Sin embargo, quien ganó un Nóbel fue Ada Yonath: investigadora del Instituto Weizman (Rejovot) le otorgaron el de química por sus investigaciones que derivaron en el descubrimiento de cómo los ribosomas generan las proteínas. El premio lo compartió con un inglés y un norteamericano quienes investigaron en la misma dirección. Israel se llenó de orgullo, y así lo expresó la dirigencia política y la prensa. En primer ministro, el presidente, los diputados, los periodistas de la Autoridad de Radiodifusión en sus diferentes cadenas. En cada conversación con la laureada era manifiesta la intensión del locutor o del político de que, en un momento, Ada Yonath expresase su orgullo, u emoción, por haber recaído el premio en Israel. Yonath, o no decía, o hacía silencio. Hasta que ayer, en una entrevista con la Galei Tsahal, la radio del ejército, la científica que descubrió la química “de uno de los procesos elementales de la vida”, declaró lo siguiente: hay que liberar todos los presos palestinos detenidos en cárceles israelíes. Yo no entiendo por qué estas personas están detenidos aquí. Esta situación alimenta la desesperación y el resentimiento .de los palestinos. Liberarlos a todos, incluso sin pedir en retribución la liberación del soldado Shelit.
De un día para el otro, el nombre de Ada Yonath no suena en los medios públicos de difusión. En los comentarios de los lectores de Haaretz en hebreo, lo más suave que le dicen es que no entiende nada, o que ganar un Nóbel no garantiza que una persona sea inteligente. En otros casos, como en el tándem fascista integrado por el blog “Palestina no existe” y el sitio web “Patria Judía”, subidas a la internet por argentinos que viven en Israel, le dice descerebrada.
Es muy probable que Amos Oz la admire, a lo mejor la llama por teléfono. La va a felicitar, le hará un chiste, cualquierj cosa es posible: el humor es una de las cualidades de su estilo. Mientras a ella le gastará alguna broma amable, en forma simultánea el se dirigirá otra a sí mismo, que comienza así “tanto cuidarme, en edad de merecer… “

sábado, 10 de octubre de 2009

Camuflaje 3

Amos Oz,, maníaco de la limpieza y del orden, organiza sus esquemas en vista del año Nóbel que dio comienzo en Estocolmo hace un par de días. El co-fundador del movimiento Paz Ya, sale todos los días, a las siete de la mañana, a dar su paseo por el desierto, habitual, ya lo contó varias veces, lo han visto incluso algunos representantes del ecosistema del desierto de Judá, (zorros, erizos, halcones, piedras), y no hay motivos para dudar de que así sea. Desde que vive en Arad, más de treinta años, forma parte de su ritual antes de ponerse escribir.

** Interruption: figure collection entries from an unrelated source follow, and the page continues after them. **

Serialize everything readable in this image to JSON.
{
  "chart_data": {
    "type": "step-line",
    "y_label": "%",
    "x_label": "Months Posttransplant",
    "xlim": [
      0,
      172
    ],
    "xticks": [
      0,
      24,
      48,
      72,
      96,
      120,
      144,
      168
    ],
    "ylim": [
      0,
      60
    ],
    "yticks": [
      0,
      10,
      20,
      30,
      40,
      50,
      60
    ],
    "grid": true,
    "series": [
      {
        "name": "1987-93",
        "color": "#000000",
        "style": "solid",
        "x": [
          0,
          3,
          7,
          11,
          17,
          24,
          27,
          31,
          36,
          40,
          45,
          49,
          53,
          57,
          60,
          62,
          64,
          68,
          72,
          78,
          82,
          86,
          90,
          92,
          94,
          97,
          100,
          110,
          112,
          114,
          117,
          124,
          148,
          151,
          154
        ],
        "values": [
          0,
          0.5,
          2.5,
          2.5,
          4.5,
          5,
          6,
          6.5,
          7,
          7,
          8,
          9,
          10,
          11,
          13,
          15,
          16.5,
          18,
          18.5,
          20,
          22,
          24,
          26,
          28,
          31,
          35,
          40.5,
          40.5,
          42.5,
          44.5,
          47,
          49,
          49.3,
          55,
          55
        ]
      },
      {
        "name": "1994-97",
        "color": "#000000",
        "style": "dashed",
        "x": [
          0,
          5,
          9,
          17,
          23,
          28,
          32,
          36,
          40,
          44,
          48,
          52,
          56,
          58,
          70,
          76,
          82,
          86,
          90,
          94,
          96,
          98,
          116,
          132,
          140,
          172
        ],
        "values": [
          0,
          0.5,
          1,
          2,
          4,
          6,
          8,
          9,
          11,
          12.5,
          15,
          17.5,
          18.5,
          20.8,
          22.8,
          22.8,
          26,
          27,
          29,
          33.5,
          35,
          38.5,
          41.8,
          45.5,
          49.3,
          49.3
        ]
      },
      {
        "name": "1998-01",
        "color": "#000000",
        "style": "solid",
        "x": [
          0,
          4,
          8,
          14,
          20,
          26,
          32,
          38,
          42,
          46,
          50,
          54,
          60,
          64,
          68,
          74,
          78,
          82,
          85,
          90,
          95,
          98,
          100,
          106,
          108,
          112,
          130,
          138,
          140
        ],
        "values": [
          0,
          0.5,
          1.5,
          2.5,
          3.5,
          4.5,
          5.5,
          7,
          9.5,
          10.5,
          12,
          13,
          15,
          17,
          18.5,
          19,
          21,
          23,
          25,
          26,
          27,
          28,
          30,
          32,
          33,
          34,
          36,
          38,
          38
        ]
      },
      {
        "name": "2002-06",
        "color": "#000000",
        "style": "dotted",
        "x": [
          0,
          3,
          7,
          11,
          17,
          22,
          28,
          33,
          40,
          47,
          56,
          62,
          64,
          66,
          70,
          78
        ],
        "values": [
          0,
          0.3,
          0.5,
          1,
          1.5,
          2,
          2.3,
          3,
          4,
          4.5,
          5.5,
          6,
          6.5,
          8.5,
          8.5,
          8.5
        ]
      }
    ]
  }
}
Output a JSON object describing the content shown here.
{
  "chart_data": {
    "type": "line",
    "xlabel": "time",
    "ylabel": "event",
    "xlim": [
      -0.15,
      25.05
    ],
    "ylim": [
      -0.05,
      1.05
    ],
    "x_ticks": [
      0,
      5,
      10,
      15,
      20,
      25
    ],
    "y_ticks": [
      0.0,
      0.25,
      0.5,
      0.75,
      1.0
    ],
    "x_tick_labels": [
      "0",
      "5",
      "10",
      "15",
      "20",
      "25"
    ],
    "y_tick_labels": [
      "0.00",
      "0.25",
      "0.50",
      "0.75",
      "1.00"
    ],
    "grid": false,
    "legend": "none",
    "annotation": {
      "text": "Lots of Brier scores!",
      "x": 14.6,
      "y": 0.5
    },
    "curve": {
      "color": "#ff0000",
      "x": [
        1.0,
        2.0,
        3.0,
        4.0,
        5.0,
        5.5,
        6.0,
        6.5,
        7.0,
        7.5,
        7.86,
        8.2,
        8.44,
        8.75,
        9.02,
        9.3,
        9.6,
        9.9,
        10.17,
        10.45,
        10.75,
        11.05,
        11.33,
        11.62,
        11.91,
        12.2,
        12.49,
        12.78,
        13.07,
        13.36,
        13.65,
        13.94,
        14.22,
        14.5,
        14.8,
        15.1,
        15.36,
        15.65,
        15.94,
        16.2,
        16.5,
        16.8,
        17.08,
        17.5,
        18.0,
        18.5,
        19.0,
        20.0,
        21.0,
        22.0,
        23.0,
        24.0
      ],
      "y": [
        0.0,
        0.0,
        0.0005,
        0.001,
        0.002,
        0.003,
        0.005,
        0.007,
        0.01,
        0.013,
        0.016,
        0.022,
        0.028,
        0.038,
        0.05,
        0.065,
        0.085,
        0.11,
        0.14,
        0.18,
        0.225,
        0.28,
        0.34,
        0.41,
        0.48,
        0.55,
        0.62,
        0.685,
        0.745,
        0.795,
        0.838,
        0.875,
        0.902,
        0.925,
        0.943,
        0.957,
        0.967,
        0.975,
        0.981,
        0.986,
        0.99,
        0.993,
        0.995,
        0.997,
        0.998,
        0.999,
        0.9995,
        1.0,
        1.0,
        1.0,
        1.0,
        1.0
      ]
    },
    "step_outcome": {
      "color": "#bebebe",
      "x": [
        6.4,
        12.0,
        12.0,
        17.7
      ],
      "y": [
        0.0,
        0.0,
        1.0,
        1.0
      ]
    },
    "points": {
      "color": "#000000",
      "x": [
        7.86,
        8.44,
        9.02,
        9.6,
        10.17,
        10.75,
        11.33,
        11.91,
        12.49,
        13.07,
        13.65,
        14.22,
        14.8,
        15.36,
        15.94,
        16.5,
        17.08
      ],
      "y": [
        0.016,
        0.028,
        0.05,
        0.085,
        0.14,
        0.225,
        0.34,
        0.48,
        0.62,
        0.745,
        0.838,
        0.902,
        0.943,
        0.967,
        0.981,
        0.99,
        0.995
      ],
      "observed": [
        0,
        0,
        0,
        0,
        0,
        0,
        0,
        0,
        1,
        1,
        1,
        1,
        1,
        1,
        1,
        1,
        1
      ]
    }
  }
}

Todos los años, día por día (salvo que se encuentre en Beer-Sheva, dictando clase en la universidad Ben-Gurión, o de viaje, en el exterior, dando conferencias, o recibiendo algún premio), hace lo mismo, lleva esa rutina. Al mismo tiempo, cada año suma edad y, mientras que cuando decidió mudarse a Arad era un adulto joven, hoy ya tiene 70 años (hubo una semana de festejos), edad de merecer el Nóbel de literatura, tal como reflejaron las apuestas durante la última entrega. Para afilarse, para perfilarse, en forma paralela a su ocupación central, que es escribir, a lo largo de este período fue perfeccionando su “equidistancia crítica“, toda vez que le consultan, o le piden declaraciones, acerca de alguna situación o hecho embarazos para el Estado de Israel. En el terreno de la ficción, de su trabajo en ficción, Oz, que en hebreo significa “atrevido, osado”, tampoco corre demasiados riesgos: un poco de picor, alguna aguja limpia, que no llega a irritar, mucho menos inflamar. No es el único escritor, no es el único artista “de izquierda” en Israel que vive así, pero es quien más está en edad de merecer.